The following technical functions are required of all students enrolled in the Health Systems Management program:
- Acquire information from demonstrations and experiences in courses such as lecture, group and physical demonstrations
- Acquire information from written documents and computer systems (e.g., literature searches and data retrieval)
- Identify information presented in accessible images from paper, slides, videos with audio description and transparencies
Use and Interpret
- Use and interpret information from assessment techniques/maneuvers/procedures.
- Use and interpret information generated from diagnostic tools.
- Possess psychomotor skills necessary to perform or assist with day-to-day responsibilities commensurate with the student’s discipline
- Practice in a safe manner and perform universal precautions against contamination
- Communicate effectively and sensitively with patients and families
- Communicate effectively with faculty, preceptors, employees, other professionals and all members of the health care team during practicum, internship and/or other learning experiences
- Measure, calculate, reason, analyze and synthesize data related to the diagnosis and treatment of patients and populations
- Exercise proper judgment and complete responsibilities in a timely and accurate manner according to the health systems management role.

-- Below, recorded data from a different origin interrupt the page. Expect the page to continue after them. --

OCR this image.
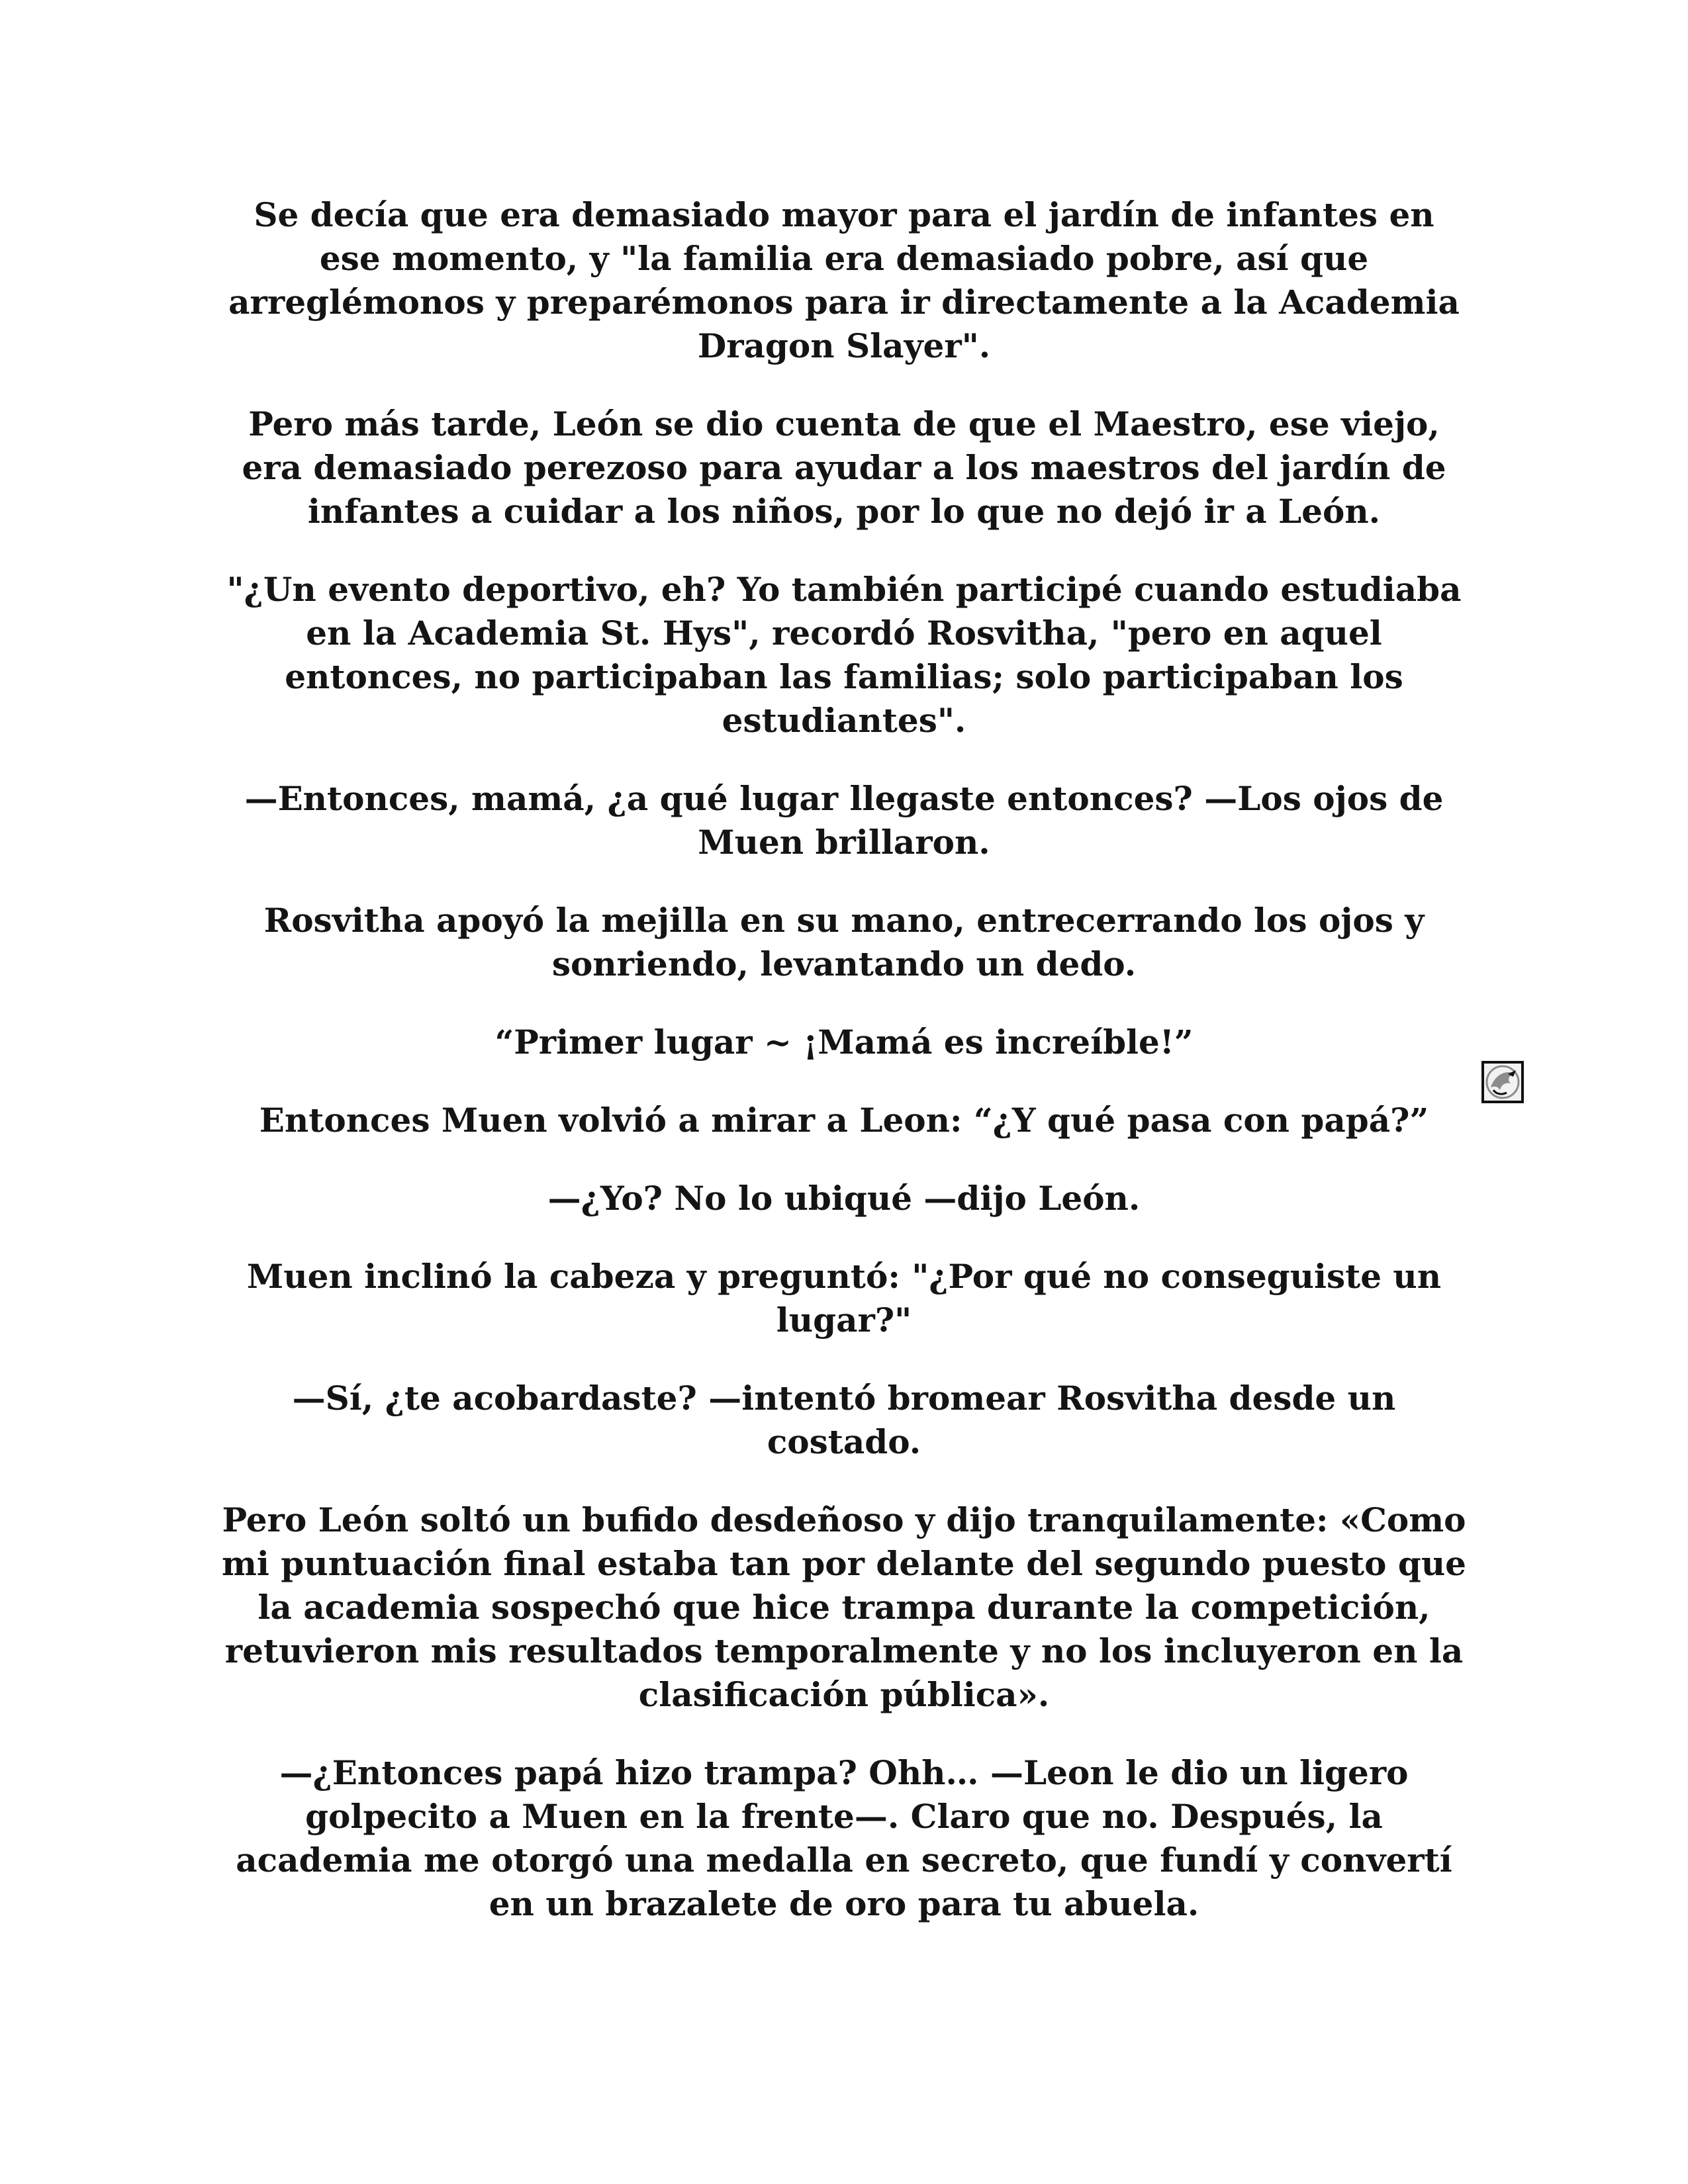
Se decía que era demasiado mayor para el jardín de infantes en ese momento, y "la familia era demasiado pobre, así que arreglémonos y preparémonos para ir directamente a la Academia Dragon Slayer".

Pero más tarde, León se dio cuenta de que el Maestro, ese viejo, era demasiado perezoso para ayudar a los maestros del jardín de infantes a cuidar a los niños, por lo que no dejó ir a León.

"¿Un evento deportivo, eh? Yo también participé cuando estudiaba en la Academia St. Hys", recordó Rosvitha, "pero en aquel entonces, no participaban las familias; solo participaban los estudiantes".

—Entonces, mamá, ¿a qué lugar llegaste entonces? —Los ojos de Muen brillaron.

Rosvitha apoyó la mejilla en su mano, entrecerrando los ojos y sonriendo, levantando un dedo.

“Primer lugar ~ ¡Mamá es increíble!”

Entonces Muen volvió a mirar a Leon: “¿Y qué pasa con papá?”

—¿Yo? No lo ubiqué —dijo León.

Muen inclinó la cabeza y preguntó: "¿Por qué no conseguiste un lugar?"

—Sí, ¿te acobardaste? —intentó bromear Rosvitha desde un costado.

Pero León soltó un bufido desdeñoso y dijo tranquilamente: «Como mi puntuación final estaba tan por delante del segundo puesto que la academia sospechó que hice trampa durante la competición, retuvieron mis resultados temporalmente y no los incluyeron en la clasificación pública».

—¿Entonces papá hizo trampa? Ohh… —Leon le dio un ligero golpecito a Muen en la frente—. Claro que no. Después, la academia me otorgó una medalla en secreto, que fundí y convertí en un brazalete de oro para tu abuela.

- Synthesize information, problem-solve and think critically to judge the most appropriate theory, assessment, management or treatment strategy
- Maintain mature, sensitive, effective relationships with clients/patients, families, students, faculty, staff, preceptors and other professionals under all circumstances
- Exercise skills of diplomacy to advocate for patients in need
- Possess emotional stability to function under stress and adapt to rapidly changing environments inherent to the classroom and practice settings
- Demonstrate concern for others
- Integrity, accountability, interest and motivation are necessary personal qualities
- Demonstrate intent and desire to follow the Rush University and Health Systems Management code of ethics
The technical standards delineated above must be met with or without accommodation. Students who, after review of the technical standards, determine they require reasonable accommodation to fully engage in the program, should contact the Office of Student Disability Services to confidentially discuss their accommodations needs.

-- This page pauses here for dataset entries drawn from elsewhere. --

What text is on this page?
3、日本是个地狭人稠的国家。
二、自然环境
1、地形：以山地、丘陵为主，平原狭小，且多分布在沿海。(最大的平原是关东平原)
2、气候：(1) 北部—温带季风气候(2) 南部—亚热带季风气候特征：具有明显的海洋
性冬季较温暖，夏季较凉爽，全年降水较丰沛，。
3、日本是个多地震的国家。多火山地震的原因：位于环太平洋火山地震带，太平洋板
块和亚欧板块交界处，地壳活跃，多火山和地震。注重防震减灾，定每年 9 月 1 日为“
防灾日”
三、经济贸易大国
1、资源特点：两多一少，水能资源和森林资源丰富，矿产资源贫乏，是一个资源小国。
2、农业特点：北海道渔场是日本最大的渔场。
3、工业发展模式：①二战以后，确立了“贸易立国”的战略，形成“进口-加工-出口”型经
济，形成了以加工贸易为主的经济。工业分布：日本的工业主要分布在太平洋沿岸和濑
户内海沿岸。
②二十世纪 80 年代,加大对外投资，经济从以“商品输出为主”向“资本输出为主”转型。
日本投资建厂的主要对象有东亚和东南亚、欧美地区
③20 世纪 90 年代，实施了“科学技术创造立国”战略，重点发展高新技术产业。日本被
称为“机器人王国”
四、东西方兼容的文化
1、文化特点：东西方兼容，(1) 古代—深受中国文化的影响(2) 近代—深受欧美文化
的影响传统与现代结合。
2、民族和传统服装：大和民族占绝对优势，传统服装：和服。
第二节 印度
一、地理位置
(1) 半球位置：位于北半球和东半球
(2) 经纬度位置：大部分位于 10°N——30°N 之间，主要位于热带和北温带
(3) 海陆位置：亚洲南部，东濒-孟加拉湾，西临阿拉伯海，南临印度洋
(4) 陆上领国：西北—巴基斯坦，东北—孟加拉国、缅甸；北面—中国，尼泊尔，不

Given the clinical nature of our programs, time may be needed to create and implement the accommodations. Accommodations are never retroactive; therefore, timely requests are essential and encouraged. Contact the Office of Student Disability Services to learn more about accommodations at Rush University:
Marie Ferro-Lusk, MBA, MSW, LSW
Manager, Office of Student Disability Services
600 S. Paulina St., Suite 440
Chicago, IL 60612
Health Systems Management (MS): Curriculum
The curriculum is designed to instruct students in the current theory and practice of health services management, including the study of organizational behavior, quantitative and analytical techniques, planning, finance and human resources management. The curriculum structure gives students the opportunity to apply managerial principles in real-world learning environments and design and conduct applied health-services research projects.
The curriculum content focuses on the following core content areas: professional development, operations and information systems, human resources and organizational design, health care business, finance, analytics and emerging content.
Health Systems Management, Full-Time (MS)
Program Total: 58 Credit Hours
Health Systems Management, Part-Time (MS)
All part-time students are required to register for 2 credits of part-time internship coursework. This can be taken in either the second, third or fourth year of the part-time program and requires approval from an academic adviser.